Арон Ицикович, устало улыбаясь, помог мне чуть-чуть подняться, я едва заметным кивком головы поблагодарил его; мама напялила на меня укороченную рубаху, и на том переодевание кончилось.
Легче, Гиршеле? мама разгладила, как морщины, на моей рубахе складки.
Все, на что я был способен, это на чуть заметное покачивание головой.
Вот видите ему легче, ухватился за мой ответ не привыкший за стеклянным окошечком в Виленском колониальном банке ко лжи Гринблат. Ну? Кто после этого посмеет сказать, что Бог с нами в разводе? Бог евреев от нас ни на минутку не отлучается. Это, скажу вам, не их Иисус Христос и не их Аллах.

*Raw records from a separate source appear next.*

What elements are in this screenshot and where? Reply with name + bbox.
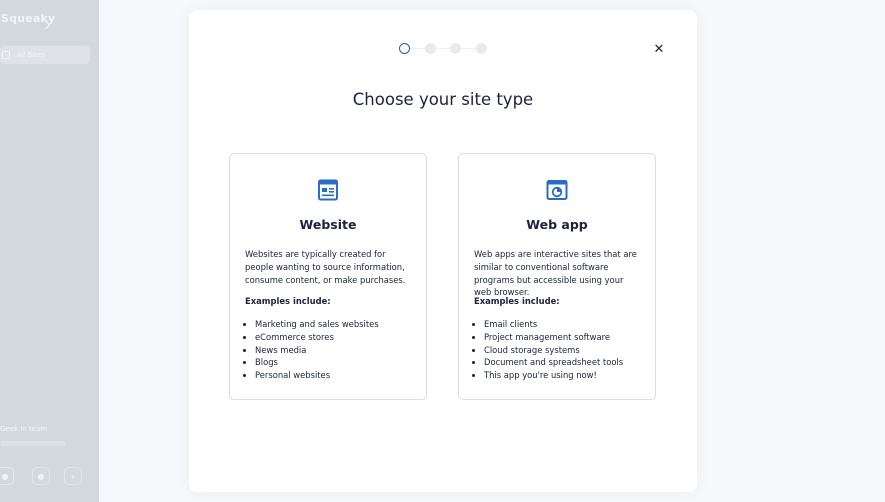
help-button[interactable]: + (64, 467, 82, 485)
account-button[interactable]: ● (32, 467, 50, 485)
card-title: Website (299, 217, 357, 232)
list-item: Cloud storage systems (484, 344, 623, 357)
card-description: Web apps are interactive sites that are … (474, 249, 637, 298)
list-item: Blogs (255, 356, 379, 369)
sidebar-item-label: All Sites (17, 51, 45, 59)
list-item: News media (255, 344, 379, 357)
sidebar: Squeaky All Sites Geek in team ● ● + (0, 0, 99, 502)
list-item: Personal websites (255, 369, 379, 382)
step-3-indicator (450, 43, 461, 54)
examples-heading: Examples include: (474, 296, 560, 306)
team-progress-bar (0, 441, 66, 446)
step-4-indicator (476, 43, 487, 54)
step-2-indicator (425, 43, 436, 54)
settings-button[interactable]: ● (0, 467, 14, 485)
help-icon: + (69, 471, 77, 481)
sidebar-item-all-sites[interactable]: All Sites (0, 46, 90, 64)
stepper-track (409, 48, 481, 49)
list-item: Email clients (484, 318, 623, 331)
website-option-card[interactable]: Website Websites are typically created f… (229, 153, 427, 400)
list-item: Project management software (484, 331, 623, 344)
card-description: Websites are typically created for peopl… (245, 249, 406, 285)
web-app-option-card[interactable]: Web app Web apps are interactive sites t… (458, 153, 656, 400)
settings-icon: ● (1, 471, 9, 481)
website-icon (318, 179, 338, 201)
examples-list: Marketing and sales websites eCommerce s… (245, 318, 379, 382)
site-type-modal: ✕ Choose your site type Website Websites… (189, 10, 697, 492)
list-item: eCommerce stores (255, 331, 379, 344)
web-app-chart-icon (546, 180, 568, 200)
close-button[interactable]: ✕ (651, 41, 667, 57)
list-item: Document and spreadsheet tools (484, 356, 623, 369)
close-icon: ✕ (653, 41, 665, 56)
card-title: Web app (526, 217, 588, 232)
modal-title: Choose your site type (352, 90, 534, 109)
sites-icon (2, 51, 10, 59)
list-item: This app you're using now! (484, 369, 623, 382)
examples-list: Email clients Project management softwar… (474, 318, 623, 382)
team-label: Geek in team (0, 425, 48, 433)
step-1-indicator (399, 43, 410, 54)
stepper (399, 43, 489, 54)
account-icon: ● (37, 471, 45, 481)
examples-heading: Examples include: (245, 296, 331, 306)
list-item: Marketing and sales websites (255, 318, 379, 331)
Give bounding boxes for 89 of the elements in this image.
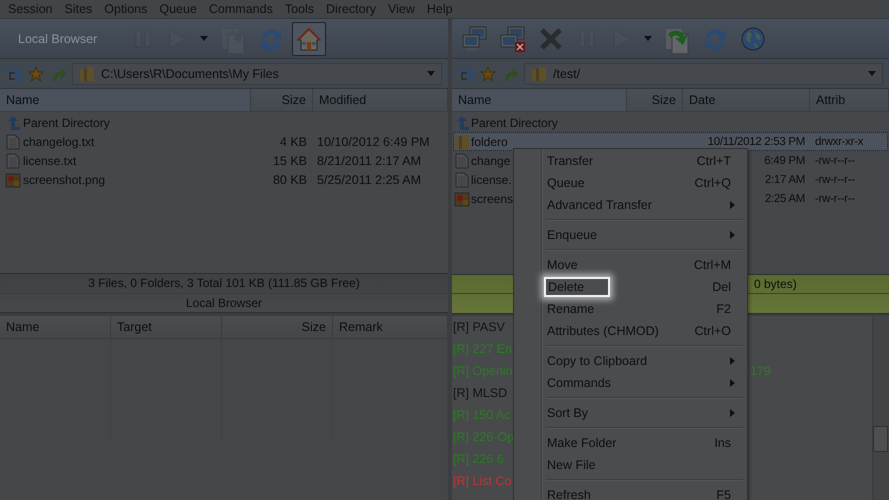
folder-icon [79,66,95,82]
curved-arrow-icon[interactable] [50,66,66,82]
site-tree-icon[interactable] [458,66,474,82]
menu-item[interactable]: Queue [153,2,203,16]
menu-item[interactable]: Help [420,2,459,16]
file-name[interactable]: screens [471,192,514,206]
shortcut-label: Ctrl+Q [694,176,731,190]
folder-icon [454,134,470,150]
column-header[interactable]: Date [683,89,810,111]
pane-title: Local Browser [186,296,262,310]
shortcut-label: Ctrl+O [694,324,731,338]
log-line: [R] MLSD [453,386,508,400]
image-file-icon [5,172,21,188]
file-attributes: -rw-r--r-- [815,192,855,204]
menu-item[interactable]: Copy to Clipboard [547,354,648,368]
shortcut-label: Ins [714,436,731,450]
menu-item[interactable]: Refresh [547,488,591,500]
column-header[interactable]: Size [251,89,313,111]
file-date: 10/11/2012 2:53 PM [708,136,805,148]
menu-item[interactable]: Commands [547,376,611,390]
log-line: [R] List Co [453,474,512,488]
menu-item[interactable]: Tools [278,2,320,16]
file-name[interactable]: change [471,154,510,168]
menu-item[interactable]: Move [547,258,578,272]
folder-icon [531,66,547,82]
menu-item[interactable]: Attributes (CHMOD) [547,324,659,338]
file-icon [5,134,21,150]
file-attributes: -rw-r--r-- [815,154,855,166]
file-date: 6:49 PM [764,154,805,166]
menu-item[interactable]: Enqueue [547,228,598,242]
file-attributes: -rw-r--r-- [815,174,855,186]
shortcut-label: F5 [716,488,731,500]
menu-item[interactable]: Queue [547,176,585,190]
menu-item[interactable]: Make Folder [547,436,616,450]
file-date: 10/10/2012 6:49 PM [317,134,430,148]
scrollbar-thumb[interactable] [873,426,888,452]
file-name[interactable]: screenshot.png [23,172,106,186]
star-icon[interactable] [28,66,44,82]
column-header[interactable]: Remark [333,316,448,338]
image-file-icon [454,190,470,206]
menu-item[interactable]: Rename [547,302,594,316]
file-date: 2:25 AM [764,192,805,204]
file-name[interactable]: Parent Directory [23,116,110,130]
menu-item[interactable]: Commands [202,2,279,16]
house-icon[interactable] [292,22,326,56]
column-header[interactable]: Modified [313,89,448,111]
file-date: 5/25/2011 2:25 AM [317,172,422,186]
menu-item[interactable]: New File [547,458,596,472]
file-name[interactable]: license.txt [23,154,76,168]
path-field[interactable]: /test/ [524,62,883,84]
status-summary: 0 bytes) [754,276,797,291]
column-header[interactable]: Size [627,89,683,111]
file-size: 80 KB [272,172,307,186]
curved-arrow-icon[interactable] [502,66,518,82]
file-name[interactable]: Parent Directory [471,116,558,130]
column-header[interactable]: Size [222,316,333,338]
file-name[interactable]: changelog.txt [23,134,94,148]
shortcut-label: Ctrl+T [696,154,731,168]
log-line: [R] PASV [453,320,505,334]
toolbar-label: Local Browser [17,32,98,46]
shortcut-label: F2 [716,302,731,316]
shortcut-label: Del [712,280,731,294]
menu-item[interactable]: View [382,2,421,16]
menu-item[interactable]: Session [2,2,58,16]
column-header[interactable]: Name [0,316,111,338]
column-header[interactable]: Name [452,89,627,111]
file-size: 15 KB [272,154,307,168]
column-header[interactable]: Target [111,316,222,338]
menu-item[interactable]: Directory [320,2,382,16]
menu-item[interactable]: Options [98,2,154,16]
status-summary: 3 Files, 0 Folders, 3 Total 101 KB (111.85 GB Free) [88,276,360,290]
column-header[interactable]: Attrib [810,89,889,111]
menu-item[interactable]: Delete [544,277,610,297]
file-name[interactable]: foldero [471,134,508,148]
file-name[interactable]: license. [471,172,512,186]
menu-item[interactable]: Sort By [547,406,588,420]
file-date: 2:17 AM [764,174,805,186]
site-tree-icon[interactable] [6,66,22,82]
path-field[interactable]: C:\Users\R\Documents\My Files [72,62,442,84]
file-attributes: drwxr-xr-x [815,136,864,148]
menu-item[interactable]: Sites [58,2,98,16]
column-header[interactable]: Name [0,89,251,111]
file-date: 8/21/2011 2:17 AM [317,154,422,168]
menu-item[interactable]: Transfer [547,154,594,168]
star-icon[interactable] [480,66,496,82]
shortcut-label: Ctrl+M [694,258,731,272]
file-size: 4 KB [280,134,307,148]
menu-item[interactable]: Advanced Transfer [547,198,652,212]
file-icon [5,152,21,168]
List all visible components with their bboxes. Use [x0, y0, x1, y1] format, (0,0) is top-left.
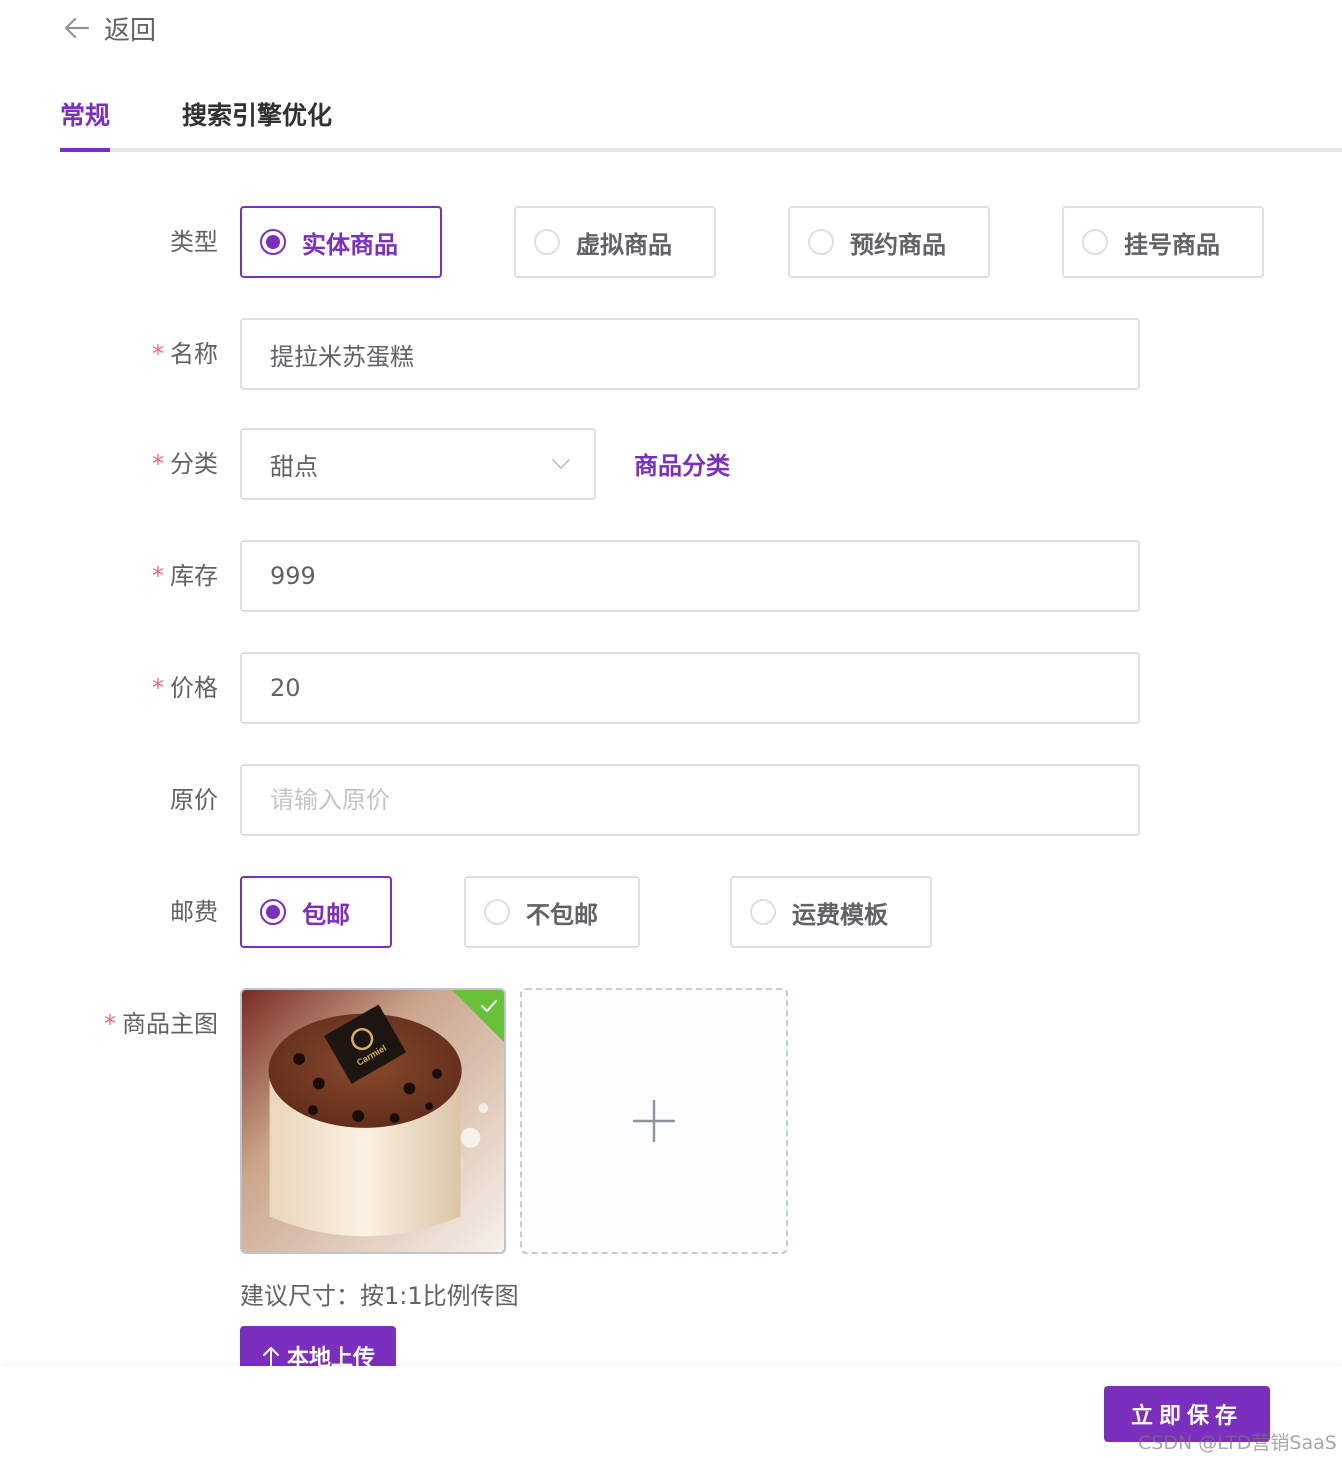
type-label: 类型	[170, 228, 218, 256]
main-image-label: * 商品主图	[104, 1010, 218, 1038]
required-asterisk: *	[152, 340, 164, 368]
type-option-physical[interactable]: 实体商品	[240, 206, 442, 278]
tab-general[interactable]: 常规	[60, 96, 110, 152]
radio-checked-icon	[260, 229, 286, 255]
type-option-label: 挂号商品	[1124, 230, 1220, 259]
type-option-label: 虚拟商品	[576, 230, 672, 259]
name-input[interactable]	[240, 318, 1140, 390]
product-image-thumbnail[interactable]: Carmiel	[240, 988, 506, 1254]
watermark: CSDN @LTD营销SaaS	[1138, 1432, 1337, 1454]
price-input[interactable]	[240, 652, 1140, 724]
tab-bar: 常规 搜索引擎优化	[60, 90, 1342, 152]
required-asterisk: *	[152, 450, 164, 478]
radio-unchecked-icon	[1082, 229, 1108, 255]
category-manage-link[interactable]: 商品分类	[634, 446, 730, 481]
required-asterisk: *	[152, 562, 164, 590]
radio-unchecked-icon	[750, 899, 776, 925]
shipping-option-free[interactable]: 包邮	[240, 876, 392, 948]
back-link[interactable]: 返回	[62, 8, 156, 48]
original-price-label: 原价	[170, 786, 218, 814]
tab-seo[interactable]: 搜索引擎优化	[182, 96, 332, 152]
required-asterisk: *	[104, 1010, 116, 1038]
check-icon	[481, 1000, 497, 1012]
image-upload-area[interactable]	[520, 988, 788, 1254]
arrow-up-icon	[262, 1347, 279, 1366]
type-option-label: 实体商品	[302, 230, 398, 259]
radio-unchecked-icon	[808, 229, 834, 255]
type-option-virtual[interactable]: 虚拟商品	[514, 206, 716, 278]
plus-icon	[632, 1099, 676, 1143]
back-label: 返回	[104, 15, 157, 46]
shipping-option-label: 包邮	[302, 900, 350, 929]
arrow-left-icon	[64, 17, 90, 39]
radio-checked-icon	[260, 899, 286, 925]
original-price-input[interactable]	[240, 764, 1140, 836]
tab-active-indicator	[60, 148, 110, 152]
type-option-registration[interactable]: 挂号商品	[1062, 206, 1264, 278]
required-asterisk: *	[152, 674, 164, 702]
shipping-option-paid[interactable]: 不包邮	[464, 876, 640, 948]
chevron-down-icon	[552, 459, 570, 469]
category-select[interactable]: 甜点	[240, 428, 596, 500]
stock-label: * 库存	[152, 562, 218, 590]
radio-unchecked-icon	[484, 899, 510, 925]
category-select-value: 甜点	[270, 452, 318, 481]
type-option-reservation[interactable]: 预约商品	[788, 206, 990, 278]
shipping-option-template[interactable]: 运费模板	[730, 876, 932, 948]
shipping-option-label: 运费模板	[792, 900, 888, 929]
price-label: * 价格	[152, 674, 218, 702]
stock-input[interactable]	[240, 540, 1140, 612]
name-label: * 名称	[152, 340, 218, 368]
category-label: * 分类	[152, 450, 218, 478]
shipping-option-label: 不包邮	[526, 900, 598, 929]
image-size-hint: 建议尺寸：按1:1比例传图	[240, 1282, 519, 1310]
footer-bar: 立即保存 CSDN @LTD营销SaaS	[0, 1366, 1342, 1458]
radio-unchecked-icon	[534, 229, 560, 255]
type-option-label: 预约商品	[850, 230, 946, 259]
shipping-label: 邮费	[170, 898, 218, 926]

Наш на коне по небесам, как по ипподрому, не скачет, на ишаке по Иерусалиму не катается!.. Может, ваш Гиршеле и без больницы поправится?
Все равно я одного не отпущу, сказала мама. Мужа отпустила одного, и пропал.
Арон Ицикович в спор с ней не ввязался, щелкнул крышкой карманных часов, громко и смачно высморкался в свой универсальный носовой платок, но не хлопнул дверью, остался в хате, в которой вдруг стало тихо, и в этой тишине унявшаяся было боль снова расхрабрилась, кашель, загнанный куда-то в желудок, вырвался с шипением наружу, и я чуть не задохнулся.
Тишина казалась враждебной, и оттого меня так и подмывало крикнуть маме и Гринблату: «Говорите! Когда вы говорите, мне и впрямь легче. Говорите о чем угодно об открытии новых стран, где золото растет, как морковка в огороде, и где никто не жалуется на бедность; о выгодных банковских процентах и дамах, вовремя не платящих по счету; о богах, которые и скачут на коне и катаются на ишаке по Иерусалиму; говорите, умоляю вас, но у меня не было сил раскрыть рот, заклеенный жаркой, неостывающей слюной, и я сам не заметил, как вскоре забылся коротким и судорожным сном.
Когда я проснулся, Арона Ициковича в хате уже не было.
Напротив дивана, за столом судя по голосам сидели только женщины мама, Анна Пантелеймоновна и Гиндина.